Stakeholders at the summit identified the objective of the new regime in Nigeria to include firstly, the implementation of an embedded and holistic and proportionate and regime for (re) insurance firms and group.
Secondly, to apply an appropriate risk base supervisory process that will facilitate efficiency and effectiveness of the system.
Thirdly, to enable firms have a financial reporting practices that will meet and information needs of all relevant stakeholders, especially policyholders.
“The main aim of solvency 11 is to shore up the capital base of insurers,” said Jurgens Kroon, Africa Business Analytics.
Experts therefore urged National Insurance Commission (NAICOM) to borrow a leaf from the central bank as regards the implementation of the minimum capital adequacy computation under the Basel 11 rules.

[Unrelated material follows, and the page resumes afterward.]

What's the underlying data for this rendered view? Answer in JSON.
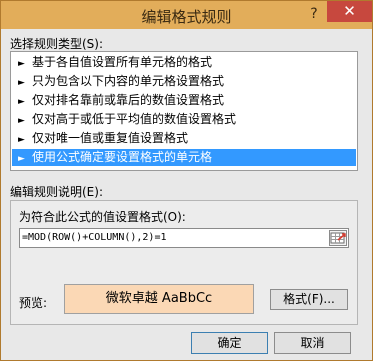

The insurance industry is in need of reforms that will position them for growth give their slim assets base compare to their foreign counterparts.
The third quarter 2016 cumulative gross premium written (GPW) of NSE Insurance 15 index, compromising 15 of the most liquid insurers, stood at N117.51 billion, which is lower than the African’s Re’s GPW of N201.15 billion
NSE 15 insurance index total asset in the same period was N396.45 billion, lower than African Re’s of N419.21 billion.
Insurers in Africa’s most populous nation have been grappling with a myriad of challenges like an economic downturn that saw the country slip into its first recession in 25 years.
Also, lack of skilled staff that understand the technicality of the business, obsolete technology and cultural and superstitious belief that taking a cover is a premonition of one’s death, leaves the sector fragmented and growth stunted.
These challenges make the country’s market underdeveloped and fragmented despite its huge population.
According a recent report by KPMG on the insurance sector, there are 32 non-life insurers, 17 life insurers, and 10 mixed companies catering for a total market of $1.6 billion (N320bn).
The aforementioned figures are abysmal when compared with South Africa, the continent most developed economy that has 179 insurance companies, but it serves the market of $51.6 billion (N10.2trn).
The average company size is also more than 10 times bigger than Nigeria, according to the report.
The insurance industry grew 1.1 percent in the fourth quarter versus 5.1 percent year on year, according the National Bureau of Statistics (NBS). The economy shrank for a fourth consecutive quarter in the three months through December and contracted 1.5 percent for the whole year, NBS said.
“Industries are shrinking and we don’t have need firms coming in instead they are lying off. It will affect us because we are tied to the system,” said Owolabi Salami Chief Responsibility Officer Ensure Insurance.